UK elections, 2015: Futile Election Predictions, Part 1

So, as is semi-legally required for anyone pondering politics in the UK this year, I’m gonna try figuring out an election forecast. Of course, the difficult in the UK is that, unlike the USA, there are far more than 50 considerations on the table. Even Nate Silver couldn’t pull off an accurate forecast in 2010; the word “futile” is in the title for very, very good reasons. And so:


One of the interesting things about the status quo is the reveal that the Conservatives aren’t quite as concentrated as they initially seem. For sure, they dominate the South East – but right now, they also have East Anglia and Essex sewn up, are dominant in the South West, and have an advantage in the Midlands. Even in the rural North West and London, the Conservatives have a competitive number of seats – but this may change.

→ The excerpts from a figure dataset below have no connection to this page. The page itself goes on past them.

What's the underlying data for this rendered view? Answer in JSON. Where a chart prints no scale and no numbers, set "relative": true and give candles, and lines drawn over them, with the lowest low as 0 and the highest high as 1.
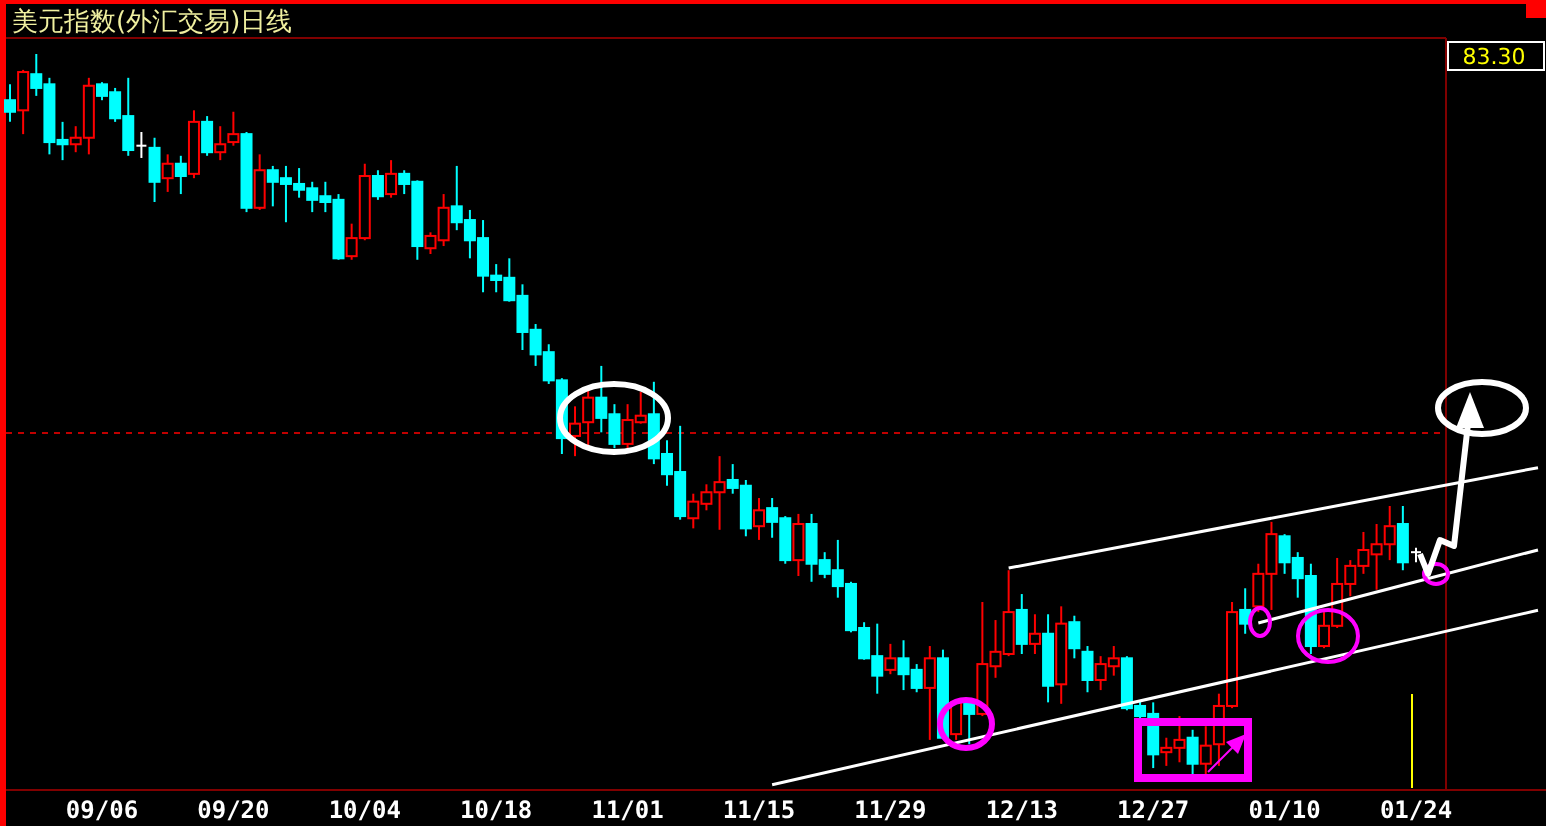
{
  "chart_data": {
    "type": "candlestick",
    "title": "美元指数(外汇交易)日线",
    "relative": true,
    "categories": [
      null,
      null,
      null,
      null,
      null,
      null,
      null,
      "09/06",
      null,
      null,
      null,
      null,
      null,
      null,
      null,
      null,
      null,
      "09/20",
      null,
      null,
      null,
      null,
      null,
      null,
      null,
      null,
      null,
      "10/04",
      null,
      null,
      null,
      null,
      null,
      null,
      null,
      null,
      null,
      "10/18",
      null,
      null,
      null,
      null,
      null,
      null,
      null,
      null,
      null,
      "11/01",
      null,
      null,
      null,
      null,
      null,
      null,
      null,
      null,
      null,
      "11/15",
      null,
      null,
      null,
      null,
      null,
      null,
      null,
      null,
      null,
      "11/29",
      null,
      null,
      null,
      null,
      null,
      null,
      null,
      null,
      null,
      "12/13",
      null,
      null,
      null,
      null,
      null,
      null,
      null,
      null,
      null,
      "12/27",
      null,
      null,
      null,
      null,
      null,
      null,
      null,
      null,
      null,
      "01/10",
      null,
      null,
      null,
      null,
      null,
      null,
      null,
      null,
      null,
      "01/24"
    ],
    "ohlc": [
      [
        0.936,
        0.958,
        0.906,
        0.92
      ],
      [
        0.922,
        0.978,
        0.889,
        0.975
      ],
      [
        0.972,
        1,
        0.942,
        0.953
      ],
      [
        0.958,
        0.967,
        0.861,
        0.878
      ],
      [
        0.881,
        0.906,
        0.853,
        0.875
      ],
      [
        0.875,
        0.9,
        0.864,
        0.884
      ],
      [
        0.884,
        0.967,
        0.861,
        0.956
      ],
      [
        0.958,
        0.961,
        0.936,
        0.942
      ],
      [
        0.947,
        0.953,
        0.906,
        0.911
      ],
      [
        0.914,
        0.967,
        0.859,
        0.867
      ],
      [
        0.873,
        0.892,
        0.856,
        0.873
      ],
      [
        0.87,
        0.884,
        0.795,
        0.823
      ],
      [
        0.828,
        0.861,
        0.809,
        0.848
      ],
      [
        0.848,
        0.859,
        0.806,
        0.831
      ],
      [
        0.834,
        0.922,
        0.828,
        0.906
      ],
      [
        0.906,
        0.914,
        0.859,
        0.864
      ],
      [
        0.864,
        0.9,
        0.853,
        0.875
      ],
      [
        0.878,
        0.92,
        0.873,
        0.889
      ],
      [
        0.889,
        0.892,
        0.781,
        0.787
      ],
      [
        0.787,
        0.861,
        0.784,
        0.839
      ],
      [
        0.839,
        0.845,
        0.789,
        0.823
      ],
      [
        0.828,
        0.845,
        0.767,
        0.82
      ],
      [
        0.82,
        0.842,
        0.801,
        0.812
      ],
      [
        0.814,
        0.823,
        0.781,
        0.798
      ],
      [
        0.803,
        0.823,
        0.781,
        0.795
      ],
      [
        0.798,
        0.806,
        0.715,
        0.717
      ],
      [
        0.72,
        0.765,
        0.715,
        0.745
      ],
      [
        0.745,
        0.848,
        0.742,
        0.831
      ],
      [
        0.831,
        0.839,
        0.798,
        0.803
      ],
      [
        0.806,
        0.853,
        0.801,
        0.834
      ],
      [
        0.834,
        0.839,
        0.806,
        0.82
      ],
      [
        0.823,
        0.825,
        0.715,
        0.734
      ],
      [
        0.731,
        0.753,
        0.723,
        0.748
      ],
      [
        0.742,
        0.806,
        0.734,
        0.787
      ],
      [
        0.789,
        0.845,
        0.756,
        0.767
      ],
      [
        0.77,
        0.784,
        0.717,
        0.742
      ],
      [
        0.745,
        0.77,
        0.67,
        0.693
      ],
      [
        0.693,
        0.709,
        0.67,
        0.687
      ],
      [
        0.69,
        0.717,
        0.657,
        0.659
      ],
      [
        0.665,
        0.681,
        0.59,
        0.615
      ],
      [
        0.618,
        0.626,
        0.568,
        0.584
      ],
      [
        0.587,
        0.598,
        0.543,
        0.548
      ],
      [
        0.548,
        0.551,
        0.446,
        0.468
      ],
      [
        0.471,
        0.512,
        0.443,
        0.488
      ],
      [
        0.49,
        0.537,
        0.457,
        0.524
      ],
      [
        0.524,
        0.568,
        0.476,
        0.496
      ],
      [
        0.501,
        0.515,
        0.454,
        0.46
      ],
      [
        0.46,
        0.515,
        0.454,
        0.493
      ],
      [
        0.49,
        0.532,
        0.488,
        0.499
      ],
      [
        0.501,
        0.546,
        0.432,
        0.44
      ],
      [
        0.446,
        0.465,
        0.402,
        0.418
      ],
      [
        0.421,
        0.485,
        0.355,
        0.36
      ],
      [
        0.357,
        0.391,
        0.343,
        0.38
      ],
      [
        0.377,
        0.404,
        0.368,
        0.393
      ],
      [
        0.393,
        0.443,
        0.341,
        0.407
      ],
      [
        0.41,
        0.432,
        0.391,
        0.399
      ],
      [
        0.402,
        0.41,
        0.332,
        0.343
      ],
      [
        0.346,
        0.385,
        0.327,
        0.368
      ],
      [
        0.371,
        0.385,
        0.33,
        0.352
      ],
      [
        0.357,
        0.36,
        0.294,
        0.299
      ],
      [
        0.299,
        0.363,
        0.277,
        0.349
      ],
      [
        0.349,
        0.363,
        0.269,
        0.294
      ],
      [
        0.299,
        0.31,
        0.274,
        0.28
      ],
      [
        0.285,
        0.327,
        0.247,
        0.263
      ],
      [
        0.266,
        0.269,
        0.199,
        0.202
      ],
      [
        0.205,
        0.213,
        0.161,
        0.163
      ],
      [
        0.166,
        0.211,
        0.114,
        0.139
      ],
      [
        0.147,
        0.183,
        0.141,
        0.163
      ],
      [
        0.163,
        0.188,
        0.119,
        0.141
      ],
      [
        0.147,
        0.155,
        0.116,
        0.122
      ],
      [
        0.122,
        0.18,
        0.05,
        0.163
      ],
      [
        0.163,
        0.175,
        0.053,
        0.053
      ],
      [
        0.058,
        0.105,
        0.05,
        0.102
      ],
      [
        0.102,
        0.105,
        0.044,
        0.086
      ],
      [
        0.086,
        0.241,
        0.083,
        0.155
      ],
      [
        0.152,
        0.216,
        0.136,
        0.172
      ],
      [
        0.169,
        0.285,
        0.166,
        0.227
      ],
      [
        0.23,
        0.252,
        0.169,
        0.183
      ],
      [
        0.183,
        0.224,
        0.169,
        0.197
      ],
      [
        0.197,
        0.224,
        0.102,
        0.125
      ],
      [
        0.127,
        0.235,
        0.1,
        0.211
      ],
      [
        0.213,
        0.222,
        0.163,
        0.177
      ],
      [
        0.172,
        0.18,
        0.116,
        0.133
      ],
      [
        0.133,
        0.166,
        0.119,
        0.155
      ],
      [
        0.152,
        0.18,
        0.139,
        0.163
      ],
      [
        0.163,
        0.166,
        0.091,
        0.094
      ],
      [
        0.097,
        0.105,
        0.078,
        0.083
      ],
      [
        0.086,
        0.102,
        0.011,
        0.03
      ],
      [
        0.033,
        0.053,
        0.014,
        0.039
      ],
      [
        0.039,
        0.083,
        0.019,
        0.05
      ],
      [
        0.053,
        0.064,
        0,
        0.017
      ],
      [
        0.017,
        0.069,
        0,
        0.042
      ],
      [
        0.044,
        0.114,
        0.014,
        0.097
      ],
      [
        0.097,
        0.241,
        0.094,
        0.227
      ],
      [
        0.23,
        0.26,
        0.197,
        0.211
      ],
      [
        0.235,
        0.294,
        0.227,
        0.28
      ],
      [
        0.28,
        0.352,
        0.23,
        0.335
      ],
      [
        0.332,
        0.335,
        0.28,
        0.296
      ],
      [
        0.302,
        0.31,
        0.247,
        0.274
      ],
      [
        0.277,
        0.294,
        0.169,
        0.18
      ],
      [
        0.18,
        0.227,
        0.177,
        0.208
      ],
      [
        0.208,
        0.302,
        0.205,
        0.266
      ],
      [
        0.266,
        0.299,
        0.249,
        0.291
      ],
      [
        0.291,
        0.338,
        0.28,
        0.313
      ],
      [
        0.307,
        0.349,
        0.258,
        0.321
      ],
      [
        0.321,
        0.374,
        0.299,
        0.346
      ],
      [
        0.349,
        0.374,
        0.285,
        0.296
      ],
      [
        0.31,
        0.316,
        0.296,
        0.31
      ]
    ],
    "colors": [
      "#00ffff",
      "#ff0000",
      "#00ffff",
      "#00ffff",
      "#00ffff",
      "#ff0000",
      "#ff0000",
      "#00ffff",
      "#00ffff",
      "#00ffff",
      "#ffffff",
      "#00ffff",
      "#ff0000",
      "#00ffff",
      "#ff0000",
      "#00ffff",
      "#ff0000",
      "#ff0000",
      "#00ffff",
      "#ff0000",
      "#00ffff",
      "#00ffff",
      "#00ffff",
      "#00ffff",
      "#00ffff",
      "#00ffff",
      "#ff0000",
      "#ff0000",
      "#00ffff",
      "#ff0000",
      "#00ffff",
      "#00ffff",
      "#ff0000",
      "#ff0000",
      "#00ffff",
      "#00ffff",
      "#00ffff",
      "#00ffff",
      "#00ffff",
      "#00ffff",
      "#00ffff",
      "#00ffff",
      "#00ffff",
      "#ff0000",
      "#ff0000",
      "#00ffff",
      "#00ffff",
      "#ff0000",
      "#ff0000",
      "#00ffff",
      "#00ffff",
      "#00ffff",
      "#ff0000",
      "#ff0000",
      "#ff0000",
      "#00ffff",
      "#00ffff",
      "#ff0000",
      "#00ffff",
      "#00ffff",
      "#ff0000",
      "#00ffff",
      "#00ffff",
      "#00ffff",
      "#00ffff",
      "#00ffff",
      "#00ffff",
      "#ff0000",
      "#00ffff",
      "#00ffff",
      "#ff0000",
      "#00ffff",
      "#ff0000",
      "#00ffff",
      "#ff0000",
      "#ff0000",
      "#ff0000",
      "#00ffff",
      "#ff0000",
      "#00ffff",
      "#ff0000",
      "#00ffff",
      "#00ffff",
      "#ff0000",
      "#ff0000",
      "#00ffff",
      "#00ffff",
      "#00ffff",
      "#ff0000",
      "#ff0000",
      "#00ffff",
      "#ff0000",
      "#ff0000",
      "#ff0000",
      "#00ffff",
      "#ff0000",
      "#ff0000",
      "#00ffff",
      "#00ffff",
      "#00ffff",
      "#ff0000",
      "#ff0000",
      "#ff0000",
      "#ff0000",
      "#ff0000",
      "#ff0000",
      "#00ffff",
      "#ffffff"
    ],
    "series": [
      {
        "type": "line",
        "color": "#ffffff",
        "values": [
          null,
          null,
          null,
          null,
          null,
          null,
          null,
          null,
          null,
          null,
          null,
          null,
          null,
          null,
          null,
          null,
          null,
          null,
          null,
          null,
          null,
          null,
          null,
          null,
          null,
          null,
          null,
          null,
          null,
          null,
          null,
          null,
          null,
          null,
          null,
          null,
          null,
          null,
          null,
          null,
          null,
          null,
          null,
          null,
          null,
          null,
          null,
          null,
          null,
          null,
          null,
          null,
          null,
          null,
          null,
          null,
          null,
          null,
          -0.012,
          null,
          null,
          null,
          null,
          null,
          null,
          null,
          null,
          null,
          null,
          null,
          null,
          null,
          null,
          null,
          null,
          null,
          null,
          null,
          null,
          null,
          null,
          null,
          null,
          null,
          null,
          null,
          null,
          null,
          null,
          null,
          null,
          null,
          null,
          null,
          null,
          null,
          null,
          null,
          null,
          null,
          null,
          null,
          null,
          null,
          null,
          null,
          null,
          0.191
        ]
      },
      {
        "type": "line",
        "color": "#ffffff",
        "values": [
          null,
          null,
          null,
          null,
          null,
          null,
          null,
          null,
          null,
          null,
          null,
          null,
          null,
          null,
          null,
          null,
          null,
          null,
          null,
          null,
          null,
          null,
          null,
          null,
          null,
          null,
          null,
          null,
          null,
          null,
          null,
          null,
          null,
          null,
          null,
          null,
          null,
          null,
          null,
          null,
          null,
          null,
          null,
          null,
          null,
          null,
          null,
          null,
          null,
          null,
          null,
          null,
          null,
          null,
          null,
          null,
          null,
          null,
          null,
          null,
          null,
          null,
          null,
          null,
          null,
          null,
          null,
          null,
          null,
          null,
          null,
          null,
          null,
          null,
          null,
          null,
          null,
          null,
          null,
          null,
          null,
          null,
          null,
          null,
          null,
          null,
          null,
          null,
          null,
          null,
          null,
          null,
          null,
          null,
          null,
          0.212,
          null,
          null,
          null,
          null,
          null,
          null,
          null,
          null,
          null,
          null,
          null,
          0.269
        ]
      },
      {
        "type": "line",
        "color": "#ffffff",
        "values": [
          null,
          null,
          null,
          null,
          null,
          null,
          null,
          null,
          null,
          null,
          null,
          null,
          null,
          null,
          null,
          null,
          null,
          null,
          null,
          null,
          null,
          null,
          null,
          null,
          null,
          null,
          null,
          null,
          null,
          null,
          null,
          null,
          null,
          null,
          null,
          null,
          null,
          null,
          null,
          null,
          null,
          null,
          null,
          null,
          null,
          null,
          null,
          null,
          null,
          null,
          null,
          null,
          null,
          null,
          null,
          null,
          null,
          null,
          null,
          null,
          null,
          null,
          null,
          null,
          null,
          null,
          null,
          null,
          null,
          null,
          null,
          null,
          null,
          null,
          null,
          null,
          0.288,
          null,
          null,
          null,
          null,
          null,
          null,
          null,
          null,
          null,
          null,
          null,
          null,
          null,
          null,
          null,
          null,
          null,
          null,
          null,
          null,
          null,
          null,
          null,
          null,
          null,
          null,
          null,
          null,
          null,
          null,
          0.395
        ]
      }
    ],
    "ref_lines": [
      {
        "axis": "y",
        "value": 0.475,
        "color": "#c00000",
        "line_style": "dashed"
      }
    ],
    "annotations": [
      "83.30"
    ]
  }
}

Northern Ireland: the easiest one of all, given the lack of the three main parties. UKIP stands in Northern Ireland, but there are few signs of a breakthrough – and so the 18 seats can be put aside as their own category.

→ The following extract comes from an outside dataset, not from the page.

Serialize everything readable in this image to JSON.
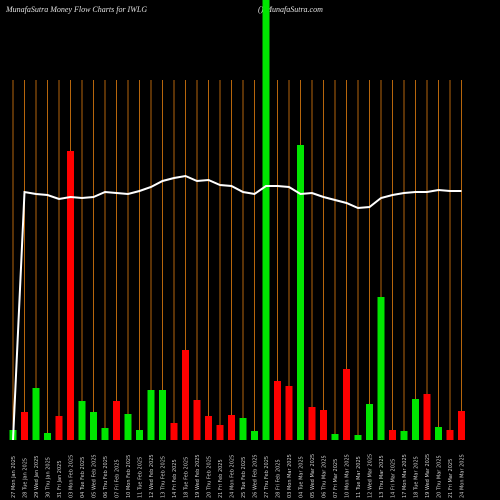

Wales: there may yet be a breakthrough for Plaid Cymru, but an SNP-style resurgence seems unlikely. Labour’s dominance should continue, and the Lib Dems might disappear, leaving LAB 30, CON 7, PC 3, or thereabouts.

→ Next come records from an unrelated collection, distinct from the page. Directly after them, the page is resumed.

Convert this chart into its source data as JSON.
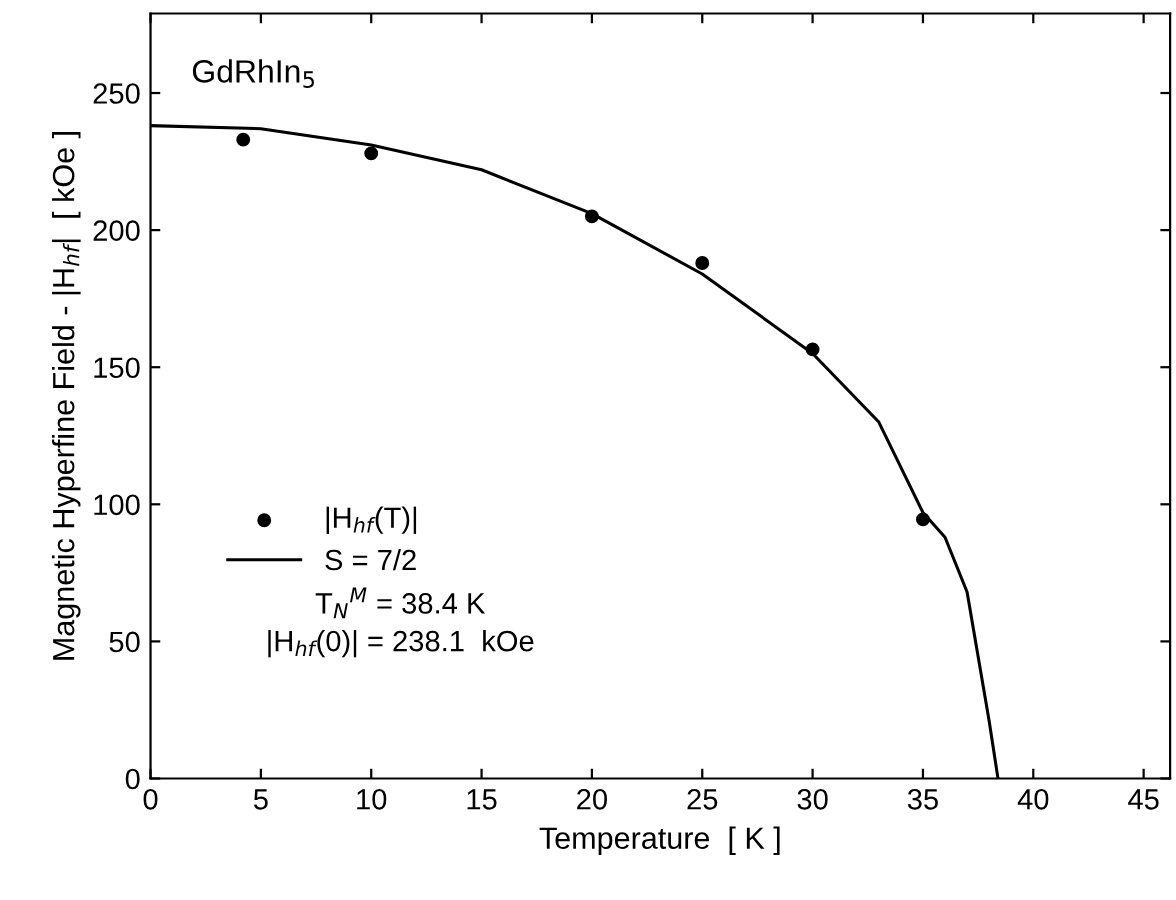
{
  "chart_data": {
    "type": "scatter",
    "title": "GdRhIn$_{5}$",
    "xlabel": "Temperature  [ K ]",
    "ylabel": "Magnetic Hyperfine Field - |H$_{hf}$|  [ kOe ]",
    "xlim": [
      0,
      46.2
    ],
    "ylim": [
      0,
      279
    ],
    "xticks": [
      0,
      5,
      10,
      15,
      20,
      25,
      30,
      35,
      40,
      45
    ],
    "yticks": [
      0,
      50,
      100,
      150,
      200,
      250
    ],
    "series": [
      {
        "name": "|H$_{hf}$(T)|",
        "color": "#000000",
        "marker": "circle",
        "x": [
          4.2,
          10,
          20,
          25,
          30,
          35
        ],
        "values": [
          233,
          228,
          205,
          188,
          156.5,
          94.5
        ]
      },
      {
        "name": "S = 7/2",
        "type": "line",
        "color": "#000000",
        "marker": "none",
        "x": [
          0,
          5,
          10,
          15,
          20,
          25,
          30,
          33,
          35,
          36,
          37,
          38,
          38.4
        ],
        "values": [
          238.1,
          237,
          231,
          222,
          206,
          184,
          155,
          130,
          97,
          88,
          68,
          21,
          0
        ]
      }
    ],
    "annotations": [
      "T$_{N}$$^{M}$ = 38.4 K",
      "|H$_{hf}$(0)| = 238.1  kOe"
    ],
    "legend": "center left",
    "grid": false
  }
}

Scotland: the press talks up the SNP surge, but I’ve seen this before – the Lib Dem revolution was about to sweep all before it in 2010. That’s not to say the SNP won’t make huge gains, but talk of a Labour wipeout seems unrealistic, to say the least. The Lib Dems, however? Another area where utter carnage can be expected – they were polling in the mid-single figures in Scotland long before anywhere else. Overall, I’d guess at SNP 25, LAB 31, IND 1, LD 1, CON 1.

North East: with just 29 seats, and most of them already Labour, the North East simply won’t be that important in the forthcoming election. Nonetheless, there are a couple of Lib Dem seats to target – and at least one should disappear, if Labour has any campaigning ability. LAB 26, CON 2, LD 1

North West:┬áLabour already dominate the North West, but as noted above, it’s a rural/urban split. Half a dozen Lib Dem seats will mostly go towards Labour – and some of the old Labour seats will prove “complacent” instead of “safe”; LAB 50, CON 20, LD 2, UKIP 3

Yorkshire: Respect may well lose their single seat in Yorkshire, but in the new climate, who knows? The temptation to assume reversion to the mean is probably a false one. The Lib Dems are again likely to face trouble, although I reckon Sheffield Hallam will just about stand. There’s no evidence, thus far, of Labour losing out in Rotherham. LAB 35, CON 18, LD 1.

West Midlands: the first of the real battlegrounds, when working north-to-south, between Labour and Conservative. I’m betting on Conservative losses, but less than might be hoped for. LAB 28, CON 31, LD 1.

East Midlands: Lincoln may swing towards Labour, but Grimsby will counterbalance it. More importantly, however – the East Midlands is now UKIP country, and the gains should happen, if they happen, here. CON 25, LAB 16, UKIP 5.

East: more UKIP country, although gains are likely to remain small under first-past-the-post. CON 47, LAB 4, UKIP 4, LD 2.

South West: the Lib Dems hold up better in the south, although Conservative campaigning will push this very, very hard indeed – they do, after all, have far more money and even the Tories’ emaciated grassroots organisation is more numerous. Even so, the Lib Dems should hold on – CON 37, LD 13, LAB 5.

South East: for all the talk of multi-party politics, the South East dabbled in it first, with the Greens and now UKIP having seats here. If the situation splinters further, it may be from the South East too – bad news for the Conservatives, but not an unalloyed good for Labour. Across 84 seats(!) I’d say CON 65, LAB 12, LD 3, UKIP 1 and GRN 3.

London: London is, increasingly, a Labour city, as the EU elections last year showed. On the same day, however, Labour also gained Councils and seats in some very unexpected places. I expect Labour will be strong in London – which will only fuel UKIP accusations of metropolitan elitism elsewhere. LAB 44, CON 26, LD 1, GRN 2.

So the end result of all this speculation is LAB 290, CON 270, LD 26, SNP 25, UKIP 10, GRN 5, OTHER 25. Which, gosh, sounds realistic, but once again means nothing. If true, it puts both parties in the shitter – the Conservatives can cobble together the Lib Dems and UKIP in a sure-to-collapse coalition for 306 seats, i.e. what they have on their own now; Labour can add the Lib Dems, the SNP and the Greens for around 345 seats, or a majority of 40 (30 without the Greens); this would be workable, but on a certain level, even more compromised.

So talk of a Labour-Conservative coalition is not, in this context, completely insane; talk of the two recent referendum issues (the voting system and Scottish independence) returning with a vengeance is very realistic in this scenario, and talk of repealing the stupid-ass Fixed Term Parliaments Act would be the most sensible thing that could emerge.